Introduction

CADIMULC is a Python package standing for: CAusal DIscovery with Multiple Latent Confounders, providing easy-to-use light APIs to learn an empirical causal graph from generally raw data with relatively efficiency. It integrates implementations of hybrid-based approaches involving the popular MLC-LiNGAM algorithm, along with the "micro" workflow of causal discovery, such as data generation, learning results evaluation, and graphs visualization.

Who We Are?

The hybrid methodology built in CADIMULC refers to the causal discovery framework that was early proposed and developed by the Data Mining and Information Retrieval laboratory (DMIR lab, PI: Ruichu Cai). The lab has also been collaboratively developing causal-learn (Python package for causal discovery) by CMU.

Xuanzhi Chen is currently the owner of the repository, but maintenance and updates might not be timely since CADIMULC is limited in personal development. Xuanzhi Chen is sorry about that, but efforts of opening the issue and advancing the causal discovery community are always welcomed. (Reach Out: xuanzhichen.42@gmail.com)

When Might I Need CADIMULC?

Suppose you only have a dataset with respect to 10 variables you are interest in, you could use CADIMULC if you believe the causal relations with respect to the 10 variables can be automatically discovered from the data itself.

Aside for these 10 variables, are there exist additionally unobserved variables that associates with the dataset in reality? Is the causal relation the linear relation, or the non-linear one?

These are important questions before one begins. Yet CADIMULC is developed for deal with the concerns, so that users are able to start causal discovery straightforwardly.

Overview

What Is the Hybrid-Based Approach in Causal Discovery?

In fields of causal discovery, conditional-independence-test (CIT) based methods and functional-causal-models (FCMs) based methods are the dominantly popular methodology over the last two decades.

Representative hybrid-based causal discovery algorithms, such as SADA [1], MLC-LiNGAM [2], and Nonlinear-MLC [3], are meant to hybridize the advantages of the two theory.

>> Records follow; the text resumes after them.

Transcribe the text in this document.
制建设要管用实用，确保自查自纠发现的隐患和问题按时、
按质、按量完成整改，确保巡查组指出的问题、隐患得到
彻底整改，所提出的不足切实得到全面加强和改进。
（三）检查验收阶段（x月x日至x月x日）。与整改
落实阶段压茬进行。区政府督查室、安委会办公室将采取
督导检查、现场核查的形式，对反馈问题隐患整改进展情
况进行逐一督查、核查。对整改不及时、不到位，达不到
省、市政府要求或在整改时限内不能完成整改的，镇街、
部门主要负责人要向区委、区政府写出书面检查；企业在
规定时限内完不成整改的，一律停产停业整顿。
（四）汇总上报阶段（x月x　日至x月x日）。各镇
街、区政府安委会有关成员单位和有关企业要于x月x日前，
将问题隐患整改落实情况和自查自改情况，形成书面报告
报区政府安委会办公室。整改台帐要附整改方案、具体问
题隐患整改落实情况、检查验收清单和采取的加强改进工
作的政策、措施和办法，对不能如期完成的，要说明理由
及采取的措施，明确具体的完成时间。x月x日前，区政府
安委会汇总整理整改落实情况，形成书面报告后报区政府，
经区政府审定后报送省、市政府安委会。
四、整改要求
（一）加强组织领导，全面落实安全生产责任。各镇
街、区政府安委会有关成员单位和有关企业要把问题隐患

The following picture shows the theory blueprint for the algorithmic programming:

For details, please refer to the main idea in CADIMULC's related paper, Section 4.

resort to CIT approaches to construct network skeleton (i);
apply FCMs approaches based on the well-known divide-and-conquer strategy (ii).

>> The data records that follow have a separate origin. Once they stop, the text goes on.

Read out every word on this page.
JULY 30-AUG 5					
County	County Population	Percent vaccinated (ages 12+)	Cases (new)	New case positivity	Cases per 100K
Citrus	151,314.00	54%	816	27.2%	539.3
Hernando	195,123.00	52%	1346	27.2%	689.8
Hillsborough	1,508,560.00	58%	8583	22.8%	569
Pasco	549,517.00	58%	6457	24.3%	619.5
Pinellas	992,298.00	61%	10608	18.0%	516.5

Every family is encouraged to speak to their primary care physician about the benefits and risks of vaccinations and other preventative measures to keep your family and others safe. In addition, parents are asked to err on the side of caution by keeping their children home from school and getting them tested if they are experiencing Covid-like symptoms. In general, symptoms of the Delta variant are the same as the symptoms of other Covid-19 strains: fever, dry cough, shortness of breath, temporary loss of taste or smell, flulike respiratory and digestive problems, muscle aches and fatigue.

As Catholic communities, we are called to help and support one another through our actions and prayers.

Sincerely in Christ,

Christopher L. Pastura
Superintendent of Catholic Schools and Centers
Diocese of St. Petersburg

The Defining Feature of Cadimulc

Equipped with the repertoire of hybrid-based approaches, CADIMULC further focuses on the algorithmic efficiency and robustness in general causal discovery. Namely, to relatively relax causal assumptions, such as causal sufficiency and linearity, upon the data. For example:

given common disturbance from the multiple unknown factor;
given the "generic" non-linear relation entailed by data.

Thus, causal discovery by CADIMULC is still anticipated to be relatively scalable in computation and reliable in performance under these challenges.

Main Modules for the "Micro" Workflow of Causal Discovery

Module	Workflow	Description
hybrid_algorithms.MLCLiNGAM	Causal Discovery	The hybrid-based causal discovery algorithm adaptive to linear data relations
hybrid_algorithms.NonlinearMLC	Causal Discovery	The hybrid-based causal discovery algorithm adaptive to non-linear data relations
utils.Generator	Data generation	Simulation for Structural Causal Models (SCMs)
utils.Evaluator	Evaluation	Causal graph evaluation akin to the common evaluation used in machine learning

Citation

Please cite the following paper if you would like to use the MLC-LiNGAM approach in your reports or publications:

@article{chen2021causal,
  title={Causal discovery in linear non-gaussian acyclic model with multiple latent confounders},
  author={Chen, Wei and Cai, Ruichu and Zhang, Kun and Hao, Zhifeng},
  journal={IEEE Transactions on Neural Networks and Learning Systems},
  volume={33},
  number={7},
  pages={2816--2827},
  year={2021},
  publisher={IEEE}
}

The paper for the Nonlinear-MLC approach is unpublished. You could choose to support it on the CADIMULC github repository.

License

CADIMULC is downloaded for free, provided "as is" WITHOUT ANY EXPRESS OR IMPLIED WARRANTY; CADIMULC is developed in hope of being beneficial for empirical data analysis in causation, but WITHOUT WARRANTY OF ABSOLUTELY ACCURATE INTERPRETATION.

Reference

[1] Cai, Ruichu, Zhenjie Zhang, and Zhifeng Hao. Sada: A general framework to support robust causation discovery. International conference on machine learning, PMLR. 2013.

[2] Chen, Wei, Ruichu Cai, Kun Zhang, and Zhifeng Hao. "Causal discovery in linear non-gaussian acyclic model with multiple latent confounders. " IEEE Transactions on Neural Networks and Learning Systems. 2021.

[3] Chen, Xuanzhi, Wei Chen, Ruichu Cai. "Non-linear Causal Discovery for Additive Noise Model with Multiple Latent Confounders". Xuanzhi's Personal Website. 2023.